Assume you have $k$ information sources $S_1 \ldots S_k$. Each one can transmit $n$ symbols, and all the symbols are different between sources.
Let $S$ be a new source capable of transmiting $nk$ symbols. It does so by randomly choosing, in an uniform way, $S_i \in {S_1 \ldots S_k}$ to do the transmission.
On
Let $Z$ be a random variable, its value corresponds to the index of the selected source. If $X$ is the emitted symbol, then, by the chain rule:
$$ H(X,Z)=H(X\mid Z) + H(Z)=H(Z \mid X) + H(X) \tag{1}$$
But $H(Z \mid X)=0$, because knowing the emitted symbol implies knowing the selected source (this is where the assumption that all sources emit different symbols is crucial). Then
$$H(X)= H(X \mid Z ) + H(Z)$$
But, from the definition of conditional entropy
$$ H(X \mid Z )=\sum_{z=1}^k p(Z=z) \, H(X\mid Z=z)=\sum_{z=1}^k p_z H_z$$
and the entropy is then the weighted average of the individual entropies plus the entropy of the "mixing" distribution.

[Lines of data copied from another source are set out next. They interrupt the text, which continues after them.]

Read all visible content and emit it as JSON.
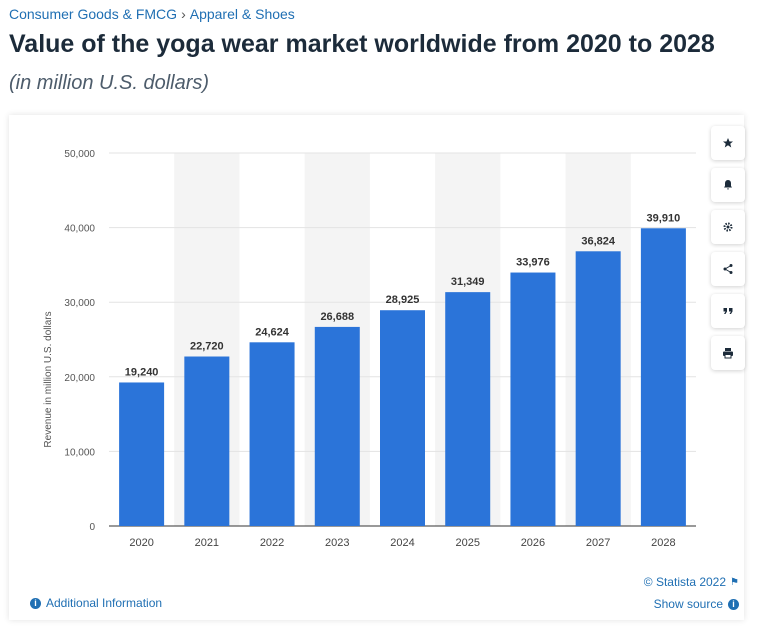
{
  "breadcrumb": {
    "category": "Consumer Goods & FMCG",
    "separator": "›",
    "subcategory": "Apparel & Shoes"
  },
  "header": {
    "title": "Value of the yoga wear market worldwide from 2020 to 2028",
    "subtitle": "(in million U.S. dollars)"
  },
  "toolbar": {
    "icons": [
      "star-icon",
      "bell-icon",
      "gear-icon",
      "share-icon",
      "quote-icon",
      "print-icon"
    ]
  },
  "footer": {
    "additional_info": "Additional Information",
    "credit": "© Statista 2022",
    "show_source": "Show source"
  },
  "colors": {
    "bar": "#2b74d9",
    "link": "#1f6fb3",
    "band": "#f4f4f4"
  },
  "chart_data": {
    "type": "bar",
    "categories": [
      "2020",
      "2021",
      "2022",
      "2023",
      "2024",
      "2025",
      "2026",
      "2027",
      "2028"
    ],
    "values": [
      19240,
      22720,
      24624,
      26688,
      28925,
      31349,
      33976,
      36824,
      39910
    ],
    "value_labels": [
      "19,240",
      "22,720",
      "24,624",
      "26,688",
      "28,925",
      "31,349",
      "33,976",
      "36,824",
      "39,910"
    ],
    "ylabel": "Revenue in million U.S. dollars",
    "xlabel": "",
    "ylim": [
      0,
      50000
    ],
    "yticks": [
      0,
      10000,
      20000,
      30000,
      40000,
      50000
    ],
    "ytick_labels": [
      "0",
      "10,000",
      "20,000",
      "30,000",
      "40,000",
      "50,000"
    ],
    "grid": true,
    "legend": "none"
  }
}
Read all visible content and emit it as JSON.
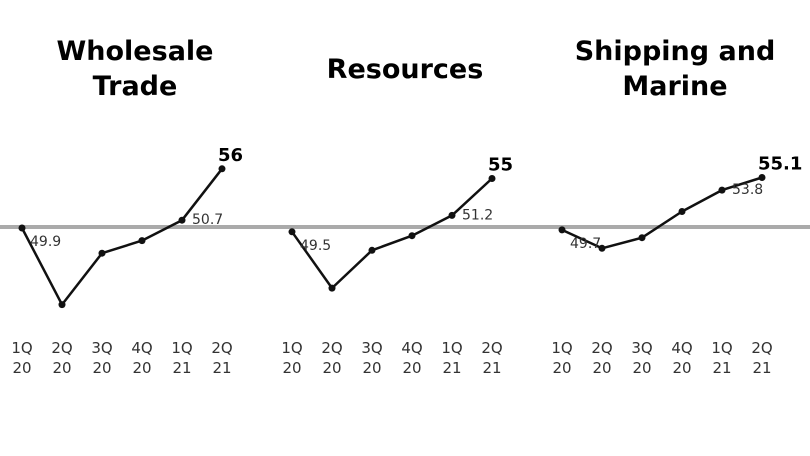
{
  "chart_data": [
    {
      "type": "line",
      "title": "Wholesale\nTrade",
      "categories": [
        "1Q 20",
        "2Q 20",
        "3Q 20",
        "4Q 20",
        "1Q 21",
        "2Q 21"
      ],
      "tick_top": [
        "1Q",
        "2Q",
        "3Q",
        "4Q",
        "1Q",
        "2Q"
      ],
      "tick_bottom": [
        "20",
        "20",
        "20",
        "20",
        "21",
        "21"
      ],
      "values": [
        49.9,
        42.0,
        47.3,
        48.6,
        50.7,
        56
      ],
      "reference_line": 50,
      "data_labels": [
        {
          "index": 0,
          "text": "49.9"
        },
        {
          "index": 4,
          "text": "50.7"
        },
        {
          "index": 5,
          "text": "56",
          "bold": true
        }
      ],
      "colors": {
        "line": "#111111",
        "reference": "#aaaaaa"
      }
    },
    {
      "type": "line",
      "title": "Resources",
      "categories": [
        "1Q 20",
        "2Q 20",
        "3Q 20",
        "4Q 20",
        "1Q 21",
        "2Q 21"
      ],
      "tick_top": [
        "1Q",
        "2Q",
        "3Q",
        "4Q",
        "1Q",
        "2Q"
      ],
      "tick_bottom": [
        "20",
        "20",
        "20",
        "20",
        "21",
        "21"
      ],
      "values": [
        49.5,
        43.7,
        47.6,
        49.1,
        51.2,
        55
      ],
      "reference_line": 50,
      "data_labels": [
        {
          "index": 0,
          "text": "49.5"
        },
        {
          "index": 4,
          "text": "51.2"
        },
        {
          "index": 5,
          "text": "55",
          "bold": true
        }
      ],
      "colors": {
        "line": "#111111",
        "reference": "#aaaaaa"
      }
    },
    {
      "type": "line",
      "title": "Shipping and\nMarine",
      "categories": [
        "1Q 20",
        "2Q 20",
        "3Q 20",
        "4Q 20",
        "1Q 21",
        "2Q 21"
      ],
      "tick_top": [
        "1Q",
        "2Q",
        "3Q",
        "4Q",
        "1Q",
        "2Q"
      ],
      "tick_bottom": [
        "20",
        "20",
        "20",
        "20",
        "21",
        "21"
      ],
      "values": [
        49.7,
        47.8,
        48.9,
        51.6,
        53.8,
        55.1
      ],
      "reference_line": 50,
      "data_labels": [
        {
          "index": 0,
          "text": "49.7"
        },
        {
          "index": 4,
          "text": "53.8"
        },
        {
          "index": 5,
          "text": "55.1",
          "bold": true
        }
      ],
      "colors": {
        "line": "#111111",
        "reference": "#aaaaaa"
      }
    }
  ]
}
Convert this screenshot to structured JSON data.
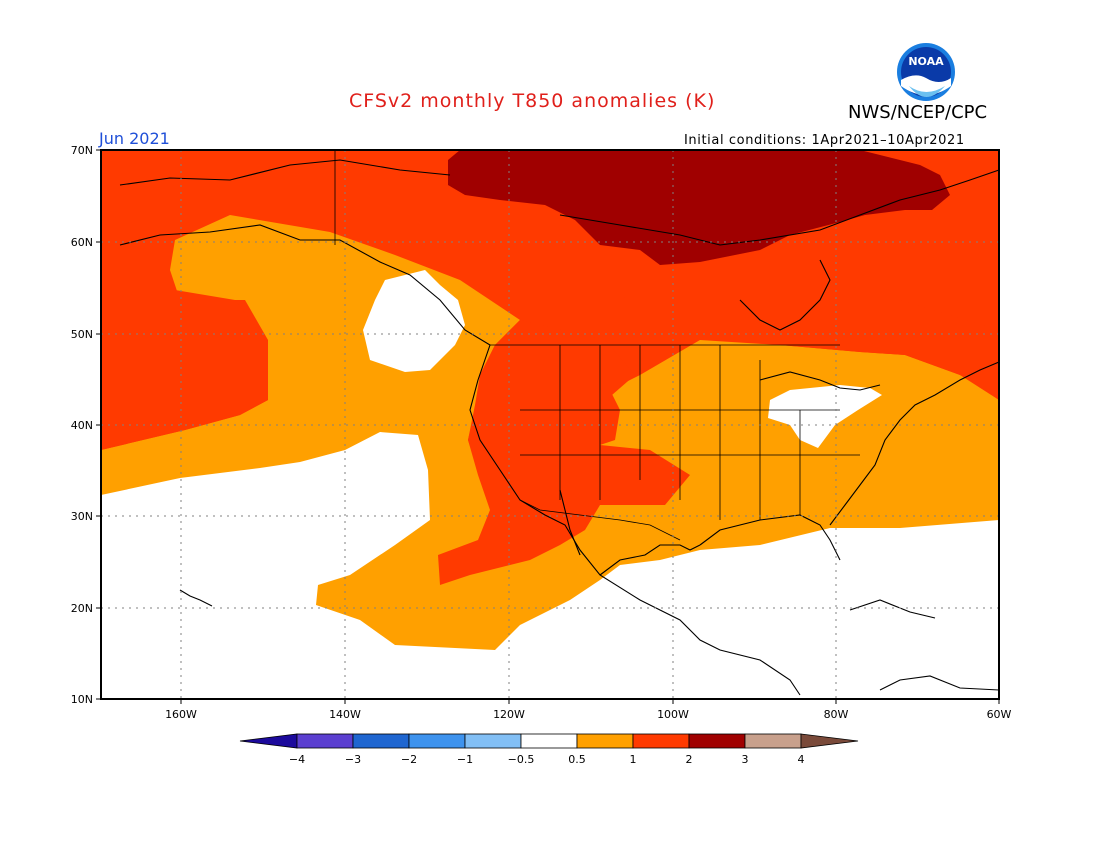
{
  "title": "CFSv2 monthly T850 anomalies (K)",
  "org": "NWS/NCEP/CPC",
  "logo_text": "NOAA",
  "month": "Jun 2021",
  "initial_conditions": "Initial conditions: 1Apr2021–10Apr2021",
  "lat_labels": [
    "70N",
    "60N",
    "50N",
    "40N",
    "30N",
    "20N",
    "10N"
  ],
  "lon_labels": [
    "160W",
    "140W",
    "120W",
    "100W",
    "80W",
    "60W"
  ],
  "colorbar": {
    "labels": [
      "−4",
      "−3",
      "−2",
      "−1",
      "−0.5",
      "0.5",
      "1",
      "2",
      "3",
      "4"
    ],
    "colors": [
      "#1c0a9c",
      "#5b3fd0",
      "#1f66d0",
      "#3e93ee",
      "#82bff5",
      "#ffffff",
      "#ffa000",
      "#ff3a00",
      "#a00000",
      "#c8a08c",
      "#7a4a3a"
    ]
  },
  "colors": {
    "anom_0_5_1": "#ffa000",
    "anom_1_2": "#ff3a00",
    "anom_2_3": "#a00000",
    "title_red": "#e0201b",
    "month_blue": "#1f4fd8"
  }
}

$$H(X)= \sum_{z=1}^k p_z H_z + H({\bf p_z})$$
In our particular case in which the sources are equiprobable, $p_z=\frac 1k$, this gives
$$H(X)= \frac{1}{k} \sum_{z=1}^k H_z + \log_2(k)$$
If $S$ transmits the $j$th symbol by $S_i$, we say that $S=(i,j)$ and $S_i = j$. $H(S)$ expands to $$-\sum_{i=1}^k \sum_{j=1}^n \Pr[S=(i,j)]\log \Pr[S=(i,j)]$$ This expands to $$-\sum_{i=1}^k \sum_{j=1}^n \frac1k\Pr[S_i=j]\log \left( \frac1k\Pr[S_i=j]\right)$$ which equals $$\begin{align}&-\sum_{i=1}^k \sum_{j=1}^n \frac1k\Pr[S_i=j]\log\frac1k - \sum_{i=1}^k \sum_{j=1}^n \frac1k\Pr[S_i=j]\log \left( \Pr[S_i=j)]\right)\\&=\log k - \frac1k \sum_{i=1}^k \sum_{j=1}^n \Pr[S_i=j]\log \left( \Pr[S_i=j)]\right)\\&=\log k+\frac1k\sum_{i=1}^k H(S_i) \end{align}$$
[edit]
Initially I wrote the final expression as $\log \frac 1k+\frac1k\sum_{i=1}^k H(S_i)$. That's because I forgot to add the minus sign to the expression of the entropy.